The Walking Dead

“And you were dead in your trespasses and sins,” (Eph. 2:1)

Paul begins the Ephesian letter by telling them who they are. They are the faithful saints, chosen by God for their faith and anointed by in with saving grace through Jesus’ death on the cross. He points out they have been adopted by God because that is what he wanted to do. Paul goes on to remind them that through the blood of Jesus they have forgiveness of their trespasses. All of this is centered in Jesus, and Paul is insistent that the Ephesians open their heart to the truth of who Jesus is and who they are in him.

Chapter two begins with a reminder of who they were prior to their submission to Jesus and his cleansing power. Like the parable of the lost son, the Ephesians were dead to their father. Their rebellion in trespasses and sins had left them dead to the life in Christ.

In Christ is life and out of Christ is death. Those not in Christ are the true walking dead. Being dead the Ephesians were powerless to change their status. The dead cannot resurrect themselves. God is the one with power over death, and he is the only one who can bring the dead to life. That is exactly what he did for the Ephesians and all of the faithful saints since the resurrection of Jesus.

As we will learn later in the chapter, the faithful saints were raised with Christ and placed on a seat with him. This was an act of grace due to the mercy and love of God, and no person who is dead in sin can claim one single part of their resurrection.

So today we understand that the world is divided into two kinds of people. There are the walking dead, and there are the alive in Christ. That’s who makes up the world. Interestingly the very process suggested by both Paul and Peter takes one through the death, burial, and resurrection of Jesus. The process is called baptism which is a transliterated word meaning to bury or immerse.
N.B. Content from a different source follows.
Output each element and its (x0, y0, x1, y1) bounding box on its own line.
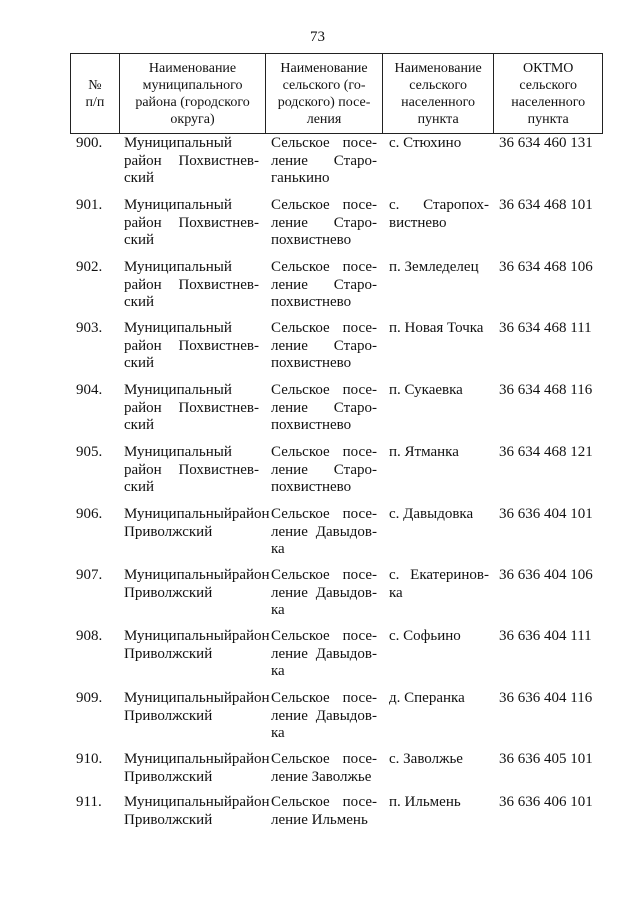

When a person is baptized, they die to sin, are buried in water, and arise in Christ. They begin as sinners, dead in their sin and finish as new creatures, born to a new life in Christ.

Some think that baptism is not necessary because they see it as an action of man and not of God, but nothing could be further than the truth. When a person submits to baptism, they change nothing. They are dead in sin and cannot resurrect themselves. It is during the reenactment of the death, burial, and resurrection of Jesus that God in his mercy, love, and grace destroy the death of the sinner, cleanses him in the blood of Christ and restores him to life in Christ. The old man is washed away in the blood of Jesus, and a new man arises to live in Christ.

All who are made alive in Christ were at one time dead in trespasses and sins. God made them alive. The pivotal point was the act God created in baptism. The first to undergo this change asked Peter and the other apostles, “Brethren, what shall we do?” Peter said to them, “Repent, and each of you be baptized in the name of Jesus Christ for the forgiveness of your sins; and you will receive the gift of the Holy Spirit.” (Acts 2:37, 38)

The gift of the Holy Spirit was the sign of new life. They were dead in sins and trespasses but repented and were baptized into Jesus. Their sins were forgiven, and they were given new life. No longer the walking dead but the walking living.